Using the "log chain rule":

\(\displaystyle ln(4x)\) f(x) = ln(4x)

d(ln(u)) = (1/u)du

\(\displaystyle u = 4x\)

\(\displaystyle u' = 4\)

\(\displaystyle f'(x) = \frac{1}{4x}(4)\)

\(\displaystyle f'(x) = \frac{1}{x}\)

-----------------------------------------------------------------


\(\displaystyle y = ln(4x)\)


\(\displaystyle e^y = e^{ln(4x)}\)


\(\displaystyle e^y = 4x\)


\(\displaystyle e^y\bigg(\dfrac{dy}{dx}\bigg) = 4\)


\(\displaystyle \dfrac{dy}{dx} = \dfrac{4}{e^y}\)


\(\displaystyle \dfrac{dy}{dx} = \dfrac{4}{4x}\)


\(\displaystyle \dfrac{dy}{dx} = \dfrac{1}{x}\)

 

[HallsofIvy]

Using the "log chain rule":

\(\displaystyle ln(4x)\)

\(\displaystyle u = 4x\)

\(\displaystyle u' = 4\)

\(\displaystyle f'(x) = \frac{1}{4x}(4)\)

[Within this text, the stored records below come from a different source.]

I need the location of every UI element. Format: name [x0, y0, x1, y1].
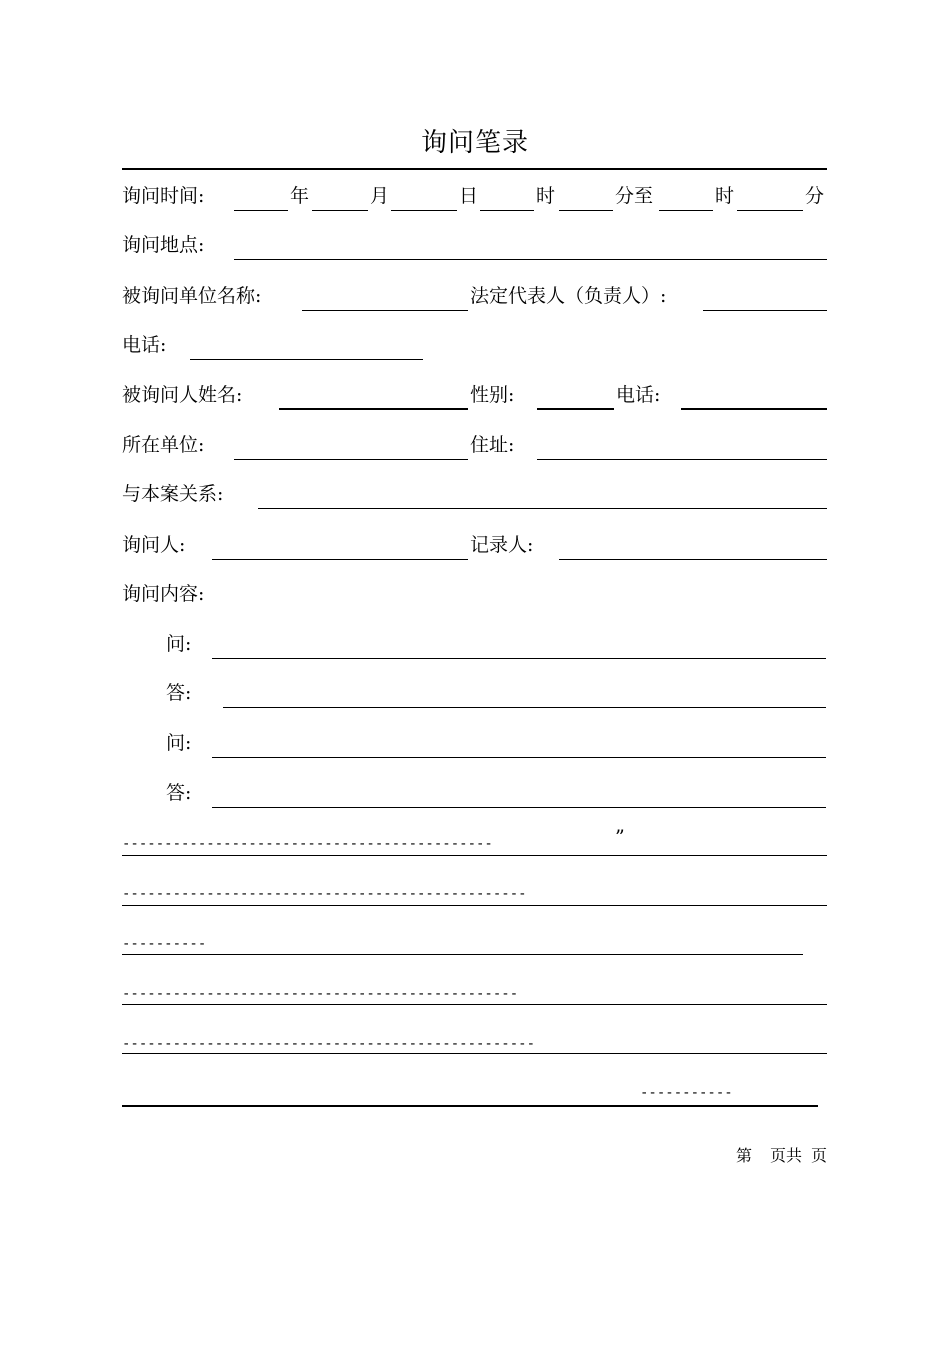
gender-field[interactable] — [537, 408, 614, 410]
month-unit: 月 — [370, 185, 390, 207]
address-label: 住址: — [470, 434, 515, 456]
hour2-field[interactable] — [659, 210, 713, 211]
day-field[interactable] — [391, 210, 457, 211]
work-unit-row — [0, 432, 950, 466]
recorder-label: 记录人: — [470, 534, 534, 556]
legal-rep-field[interactable] — [703, 310, 827, 311]
place-field[interactable] — [234, 259, 827, 260]
gender-label: 性别: — [470, 384, 515, 406]
writing-line[interactable] — [122, 1105, 818, 1107]
phone2-field[interactable] — [681, 408, 827, 410]
minute-field[interactable] — [559, 210, 613, 211]
question-field[interactable] — [212, 757, 826, 758]
person-name-field[interactable] — [279, 408, 468, 410]
qa-row — [0, 680, 950, 714]
person-row — [0, 382, 950, 416]
work-unit-label: 所在单位: — [122, 434, 205, 456]
phone1-label: 电话: — [122, 334, 167, 356]
hour-unit: 时 — [536, 185, 556, 207]
person-name-label: 被询问人姓名: — [122, 384, 243, 406]
year-unit: 年 — [290, 185, 310, 207]
answer-field[interactable] — [212, 807, 826, 808]
quote-mark: ” — [615, 826, 625, 848]
relation-row — [0, 481, 950, 515]
content-row — [0, 581, 950, 615]
footer-page-label: 第 — [736, 1146, 753, 1165]
phone1-row — [0, 332, 950, 366]
writing-line[interactable] — [122, 905, 827, 906]
question-label: 问: — [166, 732, 192, 754]
unit-name-label: 被询问单位名称: — [122, 285, 262, 307]
writing-line[interactable] — [122, 1053, 827, 1054]
hour-field[interactable] — [480, 210, 534, 211]
document-title: 询问笔录 — [420, 128, 529, 158]
dashed-segment: ----------------------------------------------- — [122, 986, 519, 1002]
inquirer-label: 询问人: — [122, 534, 186, 556]
question-label: 问: — [166, 633, 192, 655]
phone1-field[interactable] — [190, 359, 423, 360]
answer-field[interactable] — [223, 707, 826, 708]
unit-row — [0, 283, 950, 317]
minute-to-unit: 分至 — [615, 185, 654, 207]
dashed-segment: ---------- — [122, 936, 207, 952]
time-row — [0, 183, 950, 217]
content-label: 询问内容: — [122, 583, 205, 605]
place-row — [0, 232, 950, 266]
writing-line[interactable] — [122, 954, 803, 955]
relation-field[interactable] — [258, 508, 827, 509]
title-rule — [122, 168, 827, 170]
footer-total-label: 页共 — [770, 1146, 803, 1165]
minute2-unit: 分 — [805, 185, 825, 207]
unit-name-field[interactable] — [302, 310, 468, 311]
answer-label: 答: — [166, 682, 192, 704]
writing-line[interactable] — [122, 1004, 827, 1005]
day-unit: 日 — [459, 185, 479, 207]
qa-row — [0, 730, 950, 764]
dashed-segment: ----------- — [640, 1085, 733, 1101]
dashed-segment: ------------------------------------------------ — [122, 886, 527, 902]
footer-end-label: 页 — [811, 1146, 828, 1165]
phone2-label: 电话: — [616, 384, 661, 406]
hour2-unit: 时 — [715, 185, 735, 207]
qa-row — [0, 631, 950, 665]
year-field[interactable] — [234, 210, 288, 211]
question-field[interactable] — [212, 658, 826, 659]
dashed-segment: -------------------------------------------- — [122, 836, 493, 852]
answer-label: 答: — [166, 782, 192, 804]
qa-row — [0, 780, 950, 814]
time-label: 询问时间: — [122, 185, 205, 207]
inquirer-field[interactable] — [212, 559, 468, 560]
staff-row — [0, 532, 950, 566]
address-field[interactable] — [537, 459, 827, 460]
minute2-field[interactable] — [737, 210, 803, 211]
month-field[interactable] — [312, 210, 368, 211]
dashed-segment: ------------------------------------------------- — [122, 1036, 536, 1052]
work-unit-field[interactable] — [234, 459, 468, 460]
recorder-field[interactable] — [559, 559, 827, 560]
legal-rep-label: 法定代表人（负责人）: — [470, 285, 667, 307]
place-label: 询问地点: — [122, 234, 205, 256]
relation-label: 与本案关系: — [122, 483, 224, 505]
writing-line[interactable] — [122, 855, 827, 856]
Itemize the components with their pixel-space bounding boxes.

\(\displaystyle f'(x) = \frac{1}{x}\)

Using the "log multiplication rule":

\(\displaystyle ln(4)(x)\)

\(\displaystyle ln(4) + ln(x)\)

\(\displaystyle 0 + \frac{1}{x}\)

Considering

\(\displaystyle 2lnx\)

The video I watched used the "log chain rule", but could you also use the "log multiplication rule"?

If you were "considering" \(\displaystyle ln(x^2)\) then, yes, it can be done in either of two ways:
Let \(\displaystyle u= x^2\) so that \(\displaystyle \frac{du}{dx}= 2x\) and \(\displaystyle \frac{ln(u)}{du}= \frac{1}{u}\) so that \(\displaystyle \frac{d ln(x^2)}{dx}= \frac{ln(u)}{du}\frac{du}{dx}= \frac{1}{x^2}(2x)= \frac{2}{x}\)

or, more easily, \(\displaystyle ln(x^2)= 2ln(x)\) and \(\displaystyle \frac{dln(x^2)}{dx}= 2\frac{dln(x)}{dx}= \frac{2}{x}\).